ZEN Induces the Expression of ATHSP90.1
The transcriptional responses of A. thaliana after 2 and 24 h treatments with 50 µM ZEN (corresponding to 15.9 mg/L) were previously studied (Werner, 2005). Besides putative detoxification enzymes (e.g., ABC transporters and UDP-glucosyltransferases), several types of (small) HSPs were found upregulated in this study. In A. thaliana, the HSP90 family consists of seven genes: the encoded proteins are located in the cytosol (AtHSP90.1 to AtHSP90.4), in chloroplasts (AtHSP90.5), in mitochondria (AtHSP90.6), or in the endoplasmic reticulum (AtHSP90.7) (Krishna and Gloor, 2001). AtHSP90.1 is highly stress inducible and of particular importance for disease resistance (Takahashi et al., 2003). It has previously been reported that treatment of A. thaliana seedlings with RAD induced the AtHSP90.1 promoter (Yamada et al., 2007). According to the microarray results, AtHSP90.1 was induced about 3.7-fold after 2 h, while the other members were seemingly unaffected (Figure 2A). Using the stable housekeeping gene AT5G46630 as a reference (Wang et al., 2014), quantitative real-time PCR revealed a 35-fold (t-test, p = 0.00372) induction of AtHSP90.1 by ZEN in comparison to the mock control DMSO (Figure 2B).
Figure 2 Transcriptional response of Arabidopsis thalianaHSP90 genes to zearalenone (ZEN). (A) Expression levels of A. thaliana HSP90 genes after 2 h treatment with ZEN (50 µM) or solvent (control; dimethyl sulfoxide, DMSO) according to microarray data from Werner (2005). The genes HSP90.3 and HSP90.4 cannot be distinguished by the probes on the chip (labeled HSP90.3/4). (B) Quantitative real-time PCR of A. thalianaHSP90.1 after 2 h treatment with ZEN (50 µM) or DMSO. The results are expressed as relative expression to the reference gene ADAPTOR PROTEIN-2MU-ADAPTIN (AP2M; AT5G46630) and represent the means of four biological replicates ± standard deviation.
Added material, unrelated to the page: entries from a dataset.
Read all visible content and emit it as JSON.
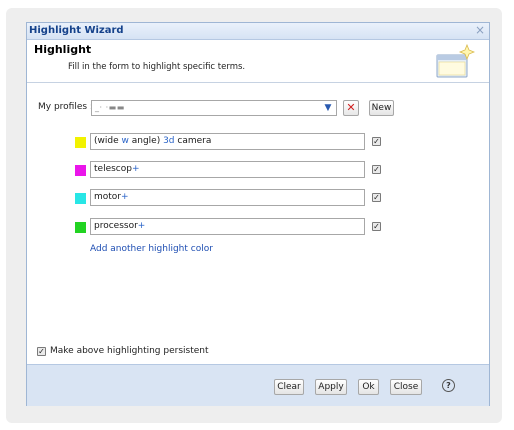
{
  "window": {
    "title": "Highlight Wizard",
    "close_glyph": "×"
  },
  "header": {
    "title": "Highlight",
    "subtitle": "Fill in the form to highlight specific terms.",
    "icon": "wizard-window-icon"
  },
  "profiles": {
    "label": "My profiles :",
    "selected_value": "_·  ·▬▬",
    "delete_glyph": "✕",
    "new_label": "New"
  },
  "highlights": [
    {
      "color": "#f2f200",
      "term_parts": [
        {
          "text": "(wide ",
          "blue": false
        },
        {
          "text": "w",
          "blue": true
        },
        {
          "text": " angle) ",
          "blue": false
        },
        {
          "text": "3d",
          "blue": true
        },
        {
          "text": " camera",
          "blue": false
        }
      ],
      "checked": true
    },
    {
      "color": "#ea16ea",
      "term_parts": [
        {
          "text": "telescop",
          "blue": false
        },
        {
          "text": "+",
          "blue": true
        }
      ],
      "checked": true
    },
    {
      "color": "#28e6e6",
      "term_parts": [
        {
          "text": "motor",
          "blue": false
        },
        {
          "text": "+",
          "blue": true
        }
      ],
      "checked": true
    },
    {
      "color": "#22d322",
      "term_parts": [
        {
          "text": "processor",
          "blue": false
        },
        {
          "text": "+",
          "blue": true
        }
      ],
      "checked": true
    }
  ],
  "add_color_label": "Add another highlight color",
  "persistent": {
    "label": "Make above highlighting persistent",
    "checked": true
  },
  "footer": {
    "clear": "Clear",
    "apply": "Apply",
    "ok": "Ok",
    "close": "Close",
    "help_glyph": "?"
  },
  "colors": {
    "title_text": "#15428b",
    "footer_bg": "#d9e4f3",
    "link": "#1f4fb3"
  }
}
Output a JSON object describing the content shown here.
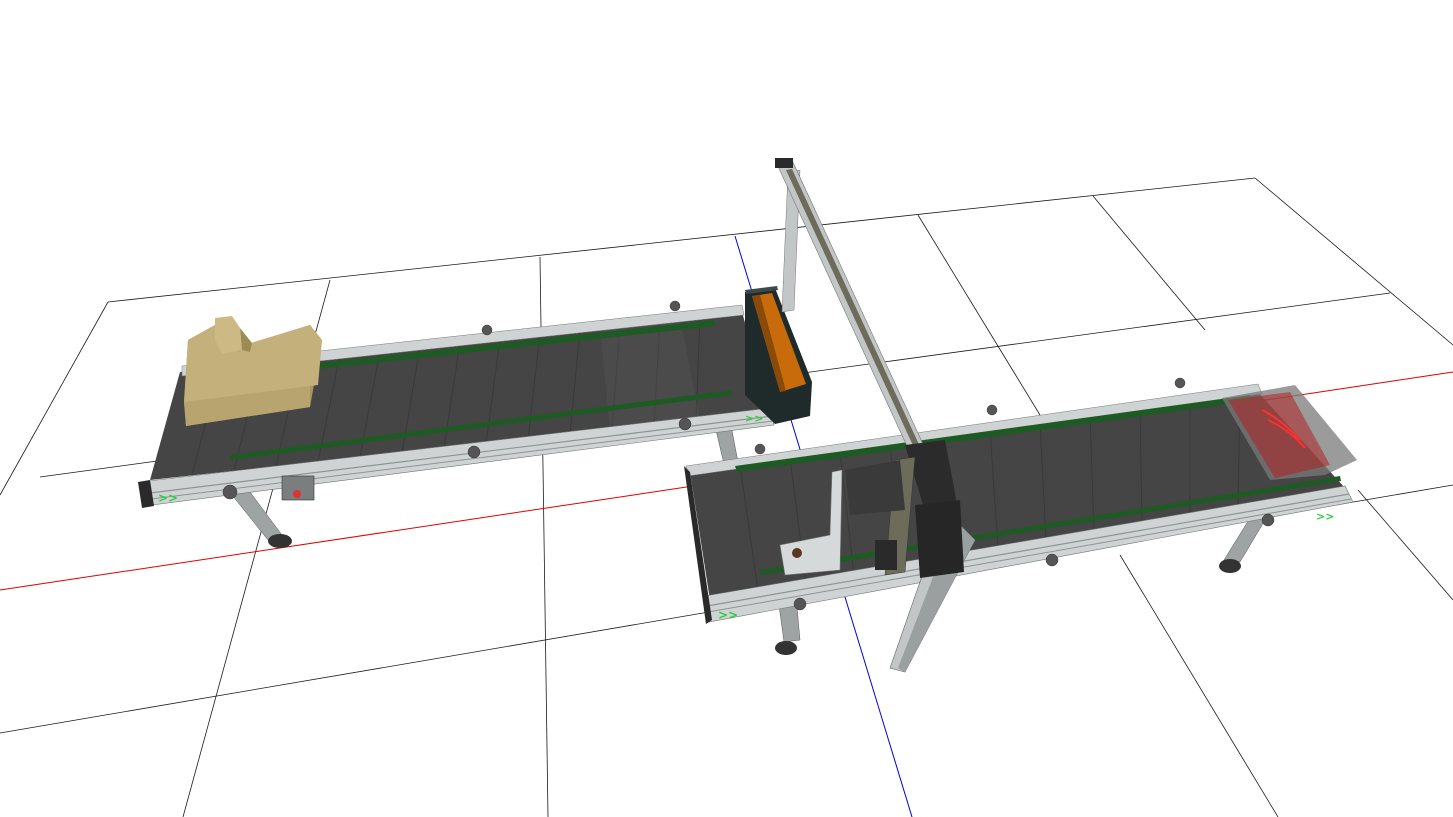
{
  "scene": {
    "background_color": "#ffffff",
    "grid_color": "#1a1a1a",
    "x_axis_color": "#e00000",
    "y_axis_color": "#0000e0",
    "belt_color": "#454545",
    "belt_stripe_color": "#3a3a3a",
    "rail_color": "#cfd3d3",
    "rail_dark_color": "#8e9494",
    "guide_color": "#1e5a24",
    "arrow_color": "#2ecc40",
    "box_color": "#c4b07a",
    "box_dark_color": "#a8955f",
    "bin_color": "#1f2a2a",
    "bin_inner_color": "#c86b0a",
    "gantry_color": "#c2c6c6",
    "gantry_dark_color": "#6d6b5a",
    "sensor_color": "#d02020",
    "objects": {
      "conveyor_left": "conveyor-belt",
      "conveyor_right": "conveyor-belt",
      "box": "cardboard-box",
      "bin": "collection-bin",
      "gantry": "gantry-robot",
      "sensor": "laser-sensor"
    }
  }
}
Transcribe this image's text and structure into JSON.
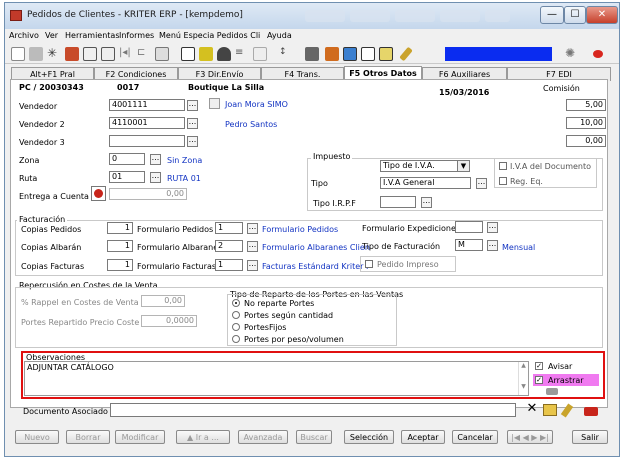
{
  "window": {
    "title": "Pedidos de Clientes - KRITER ERP - [kempdemo]",
    "minimize": "—",
    "maximize": "☐",
    "close": "✕"
  },
  "menu": [
    "Archivo",
    "Ver",
    "Herramientas",
    "Informes",
    "Menú Especia Pedidos Cli",
    "Ayuda"
  ],
  "tabs": [
    {
      "label": "Alt+F1 Pral"
    },
    {
      "label": "F2 Condiciones"
    },
    {
      "label": "F3 Dir.Envío"
    },
    {
      "label": "F4 Trans."
    },
    {
      "label": "F5 Otros Datos"
    },
    {
      "label": "F6 Auxiliares"
    },
    {
      "label": "F7 EDI"
    }
  ],
  "header": {
    "order": "PC / 20030343",
    "client_code": "0017",
    "client_name": "Boutique La Silla",
    "date": "15/03/2016",
    "comision_label": "Comisión"
  },
  "vendedores": {
    "v1_label": "Vendedor",
    "v1_code": "4001111",
    "v1_name": "Joan Mora SIMO",
    "v1_com": "5,00",
    "v2_label": "Vendedor 2",
    "v2_code": "4110001",
    "v2_name": "Pedro Santos",
    "v2_com": "10,00",
    "v3_label": "Vendedor 3",
    "v3_code": "",
    "v3_com": "0,00"
  },
  "zona": {
    "label": "Zona",
    "code": "0",
    "name": "Sin Zona"
  },
  "ruta": {
    "label": "Ruta",
    "code": "01",
    "name": "RUTA 01"
  },
  "entrega": {
    "label": "Entrega a Cuenta",
    "value": "0,00"
  },
  "impuesto": {
    "group_label": "Impuesto",
    "select_value": "Tipo de I.V.A.",
    "tipo_label": "Tipo",
    "tipo_value": "I.V.A General",
    "iva_doc_label": "I.V.A del Documento",
    "reg_eq_label": "Reg. Eq.",
    "irpf_label": "Tipo I.R.P.F",
    "irpf_value": ""
  },
  "facturacion": {
    "group_label": "Facturación",
    "copias_pedidos_label": "Copias Pedidos",
    "copias_pedidos": "1",
    "form_pedidos_label": "Formulario Pedidos",
    "form_pedidos_code": "1",
    "form_pedidos_name": "Formulario Pedidos",
    "form_exped_label": "Formulario Expediciones",
    "form_exped_code": "",
    "copias_albaran_label": "Copias Albarán",
    "copias_albaran": "1",
    "form_albaranes_label": "Formulario Albaranes",
    "form_albaranes_code": "2",
    "form_albaranes_name": "Formulario Albaranes Clien",
    "tipo_fact_label": "Tipo de Facturación",
    "tipo_fact_code": "M",
    "tipo_fact_name": "Mensual",
    "copias_facturas_label": "Copias Facturas",
    "copias_facturas": "1",
    "form_facturas_label": "Formulario Facturas",
    "form_facturas_code": "1",
    "form_facturas_name": "Facturas Estándard Kriter I",
    "pedido_impreso_label": "Pedido Impreso"
  },
  "portes": {
    "group_label": "Repercusión en Costes de la Venta",
    "rappel_label": "% Rappel en Costes de Venta",
    "rappel_value": "0,00",
    "repartido_label": "Portes Repartido Precio Coste",
    "repartido_value": "0,0000",
    "reparto_label": "Tipo de Reparto de los Portes en las Ventas",
    "options": [
      "No reparte Portes",
      "Portes según cantidad",
      "PortesFijos",
      "Portes por peso/volumen"
    ]
  },
  "observaciones": {
    "label": "Observaciones",
    "text": "ADJUNTAR CATÁLOGO",
    "avisar_label": "Avisar",
    "arrastrar_label": "Arrastrar"
  },
  "documento": {
    "label": "Documento Asociado",
    "value": ""
  },
  "buttons": {
    "nuevo": "Nuevo",
    "borrar": "Borrar",
    "modificar": "Modificar",
    "ir_a": "▲ Ir a ...",
    "avanzada": "Avanzada",
    "buscar": "Buscar",
    "seleccion": "Selección",
    "aceptar": "Aceptar",
    "cancelar": "Cancelar",
    "salir": "Salir"
  },
  "colors": {
    "highlight_border": "#e01010",
    "link": "#1233c2",
    "accent_blue": "#0a2cf0"
  }
}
ZEN and βZEL Inhibit ATPase Activity of HSP90
According to the model proposed by Yamada and Nishimura (2008), inhibition of HSP90 ATPase activates the heat shock transcription factor and consequently induces various HSP genes. This indicates that ZEN could be an HSP90 ATPase inhibitor. To test this hypothesis, we determined the release of phosphate from ATP by HSP90 using the malachite green colorimetric method as described by Rowlands et al. (2004). We first expressed and purified HSP90 from baker’s yeast, ScHsp82p, in E. coli and observed ATPase inhibition for the positive control RAD, and also for ZEN and its phase I metabolites (Figure 3). An IC50 value of about 1.5 µM was calculated for RAD, which is close to the value of 0.9 µM reported by Rowlands et al. (2004). Compared to that, ZEN caused a moderate inhibition of ScHsp82p, with 59 ± 5% (t-test, p = 0.0096) of activity at 100 µM. αZEL did not elicit a detectable response, but ßZEL effectively inhibited ScHsp82p with an IC50 of about 15 µM, resulting in an activity reduction to 8.6 ± 2.4% (p = 0.0016) at 100 µM.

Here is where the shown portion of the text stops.